While the reasons for stigma around mental illness are complex and vary by community – we know its prevalence prevents many from seeking treatment – from finding help and building a better life.
At the Institute for Community Living (ICL), we offer an array of support services for people living with mental illness. Since its founding in 1986, ICL has helped thousands break the isolation and go on to feel more connected to community and able to overcome their struggles.
Services provided at our more than 100 programs across New York City are grounded in a whole health approach and the integral relationship between physical and mental health. This approach takes us beyond traditional counseling and supportive services, incorporating a variety of interventions and tools that aid in healing and recovery. One very effective tool for addressing mental health challenges are programs that nurture creative expression by people with mental illness.
Today at ICL, there are a range of art initiatives at many of our transitional shelters and supportive residences. In addition to aiding in recovery and improved mental health, an unexpected but promising result of the encouragement of artistic expression is how it is helping to break the stigma of mental illness. This stigma is often the result of misunderstanding – even by family and friends – what mental illness is and who the people living with mental illness are. As we often say, people are not their diagnoses. When you view the art being created throughout ICL, you begin to understand just how true that statement is.
The connection between art and stigma is becoming more and more central to the discussion about mental illness. In an article, “The Art of Ending Stigma” in Champions of Science, Dr. Eric Kandel, a renowned neurologist explains, “Creating a dialogue surrounding mental illnesses through works of art and creative expression can destigmatize mental illnesses and cultivate empathy.”

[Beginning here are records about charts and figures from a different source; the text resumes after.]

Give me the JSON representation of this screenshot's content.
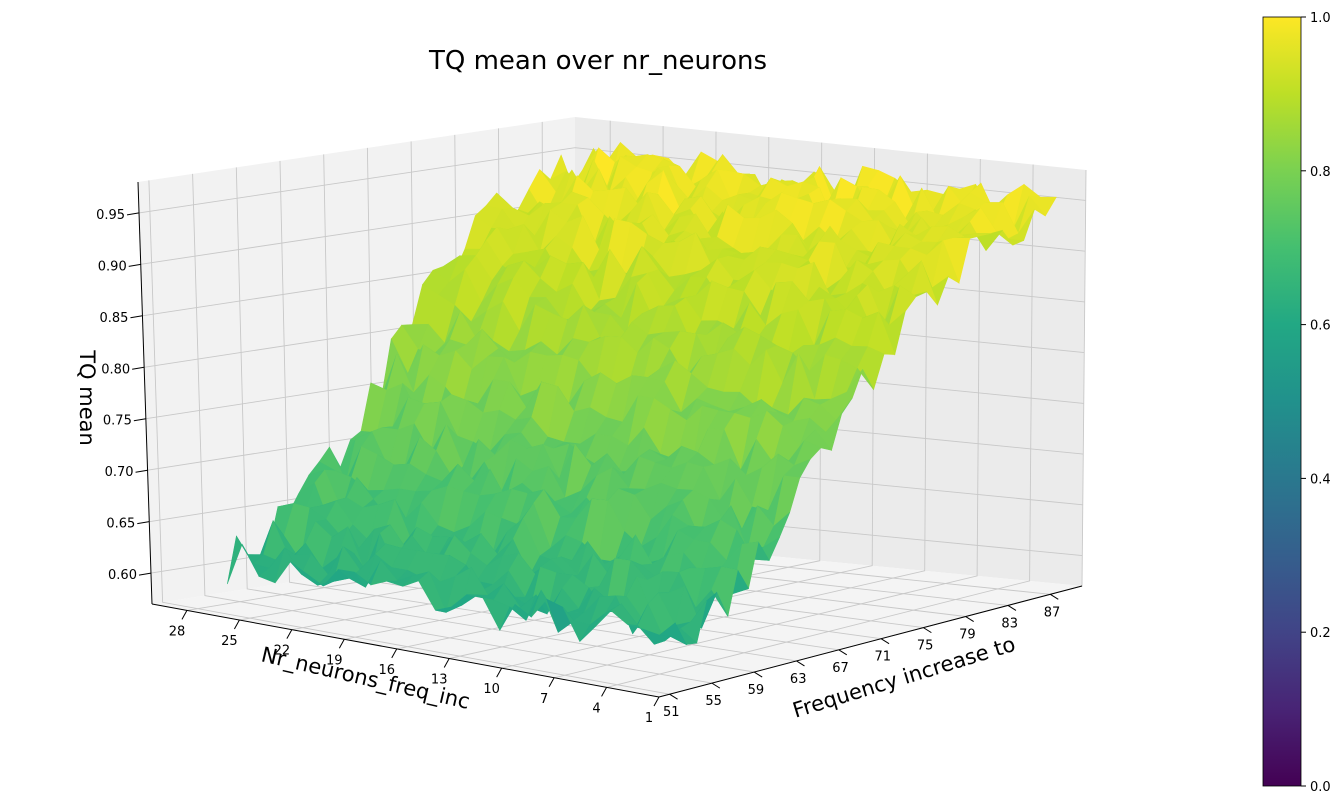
{
  "chart_data": {
    "type": "surface",
    "title": "TQ mean over nr_neurons",
    "xlabel": "Frequency increase to",
    "ylabel": "Nr_neurons_freq_inc",
    "zlabel": "TQ mean",
    "x_ticks": [
      "51",
      "55",
      "59",
      "63",
      "67",
      "71",
      "75",
      "79",
      "83",
      "87"
    ],
    "y_ticks": [
      "28",
      "25",
      "22",
      "19",
      "16",
      "13",
      "10",
      "7",
      "4",
      "1"
    ],
    "z_ticks": [
      "0.60",
      "0.65",
      "0.70",
      "0.75",
      "0.80",
      "0.85",
      "0.90",
      "0.95"
    ],
    "x_range": [
      50,
      90
    ],
    "y_range": [
      1,
      30
    ],
    "zlim": [
      0.57,
      0.98
    ],
    "colormap": "viridis",
    "colorbar": {
      "range": [
        0.0,
        1.0
      ],
      "ticks": [
        "0.0",
        "0.2",
        "0.4",
        "0.6",
        "0.8",
        "1.0"
      ]
    },
    "surface_summary": {
      "z_at_x_min": 0.62,
      "z_at_x_max": 0.93,
      "trend": "TQ mean rises with frequency increase; nearly independent of Nr_neurons_freq_inc"
    },
    "grid": true
  }
}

Why de-stigmatization happens when art comes into play is less clear. One explanation is simple – viewing this art shows the viewer someone who is an artist — not just someone with a mental illness often only otherwise seen as someone to fear and shun and wish to be hidden away.
At ICL, we see this breaking of stigma happen every day. When you walk into the ICL East New York Health Hub, one of the first rooms you see is a light-filled art studio with people are hard at work on a piece, on a canvas set on an easel or on a sketch pad trying out a new idea.
For many artists at the Hub, the seeds for their passion for drawing and painting were sown in a special collaboration between ICL and the Brooklyn Museum that first began 15 years ago. Every month, ICL artists visit the Museum where a specially trained docent provides in-depth tours of special exhibits. Each year the program culminates in an exhibition by ICL artists in a museum gallery of works often inspired by what they viewed on their Museum visits. Having this show at one of the world’s most respected museums is an incredible honor. There’s an exciting opening of the show where guests are struck by the extraordinary talent they’re witnessing, listening intently as the artists explain the works they’ve created.
Art as Lifeline
Art proved to be an especially important lifeline during the 2+ years of the pandemic for the people served at ICL – for whom loneliness and disconnection were particularly acute. When it was safe, many of the artists came to use the Hub art room they had become comfortable working in. They worked on their art socially distanced, wearing masks. Being there with their fellow artists helped break the isolation and allowed them to give expression to all the emotions the pandemic had brought on.
In spite of the pandemic forcing the closure or shift to remote operation of their ICL programs – and the shut-down of much of the world – these individuals showed a prolific dedication to their artistic process.
Once the Brooklyn Museum reopened, plans were made for an exhibit of this work created during the pandemic as well as new work done since Museum visits had been re-started. Teaching Artist Dylan Stanfield, who leads the Hub art studio as well as a program at ICL residences for developmentally disabled, helped the artists regroup to get the visits up and running again. One exhibit they had the chance to view was A Crack in the Hourglass: An Ongoing COVID 19 Memorial by artist Rafael Lozano – Hemmer. Viewing this work inspired a collaborative piece in memory of a fellow artist from ICL who passed away from COVID-19 early in the pandemic. Trying to make sense of the world, the artists used their creativity and imagination to craft a visual poem about these times. Many found this process to be a lifeline in a time of great uncertainty.
An opening reception was held last June for the newest show Creating a Lifeline; still-masked artists and friends gathered to celebrate the unlikely production of work. This dedication to making art under these circumstances demonstrates how important the artists feel about their creative expression, and the role it plays in their ability to live a spiritually, mentally, and physically healthy life.
All who had the chance to view the work over the course of the exhibit’s four-month run likely came away with a new understand of what it means to live with a mental illness and to struggle to lead a full and productive life.
ICL helps New Yorkers of all backgrounds and ages living with serious mental illness, substance use disorder, and developmental disabilities achieve greater health and independence. From housing to care coordination to office- and school-based support, our innovative whole health approach addresses behavioral and physical health as well as the social determinants of health such as housing and food security.
Mindy Liss is VP for Communications at the Institute for Community Living.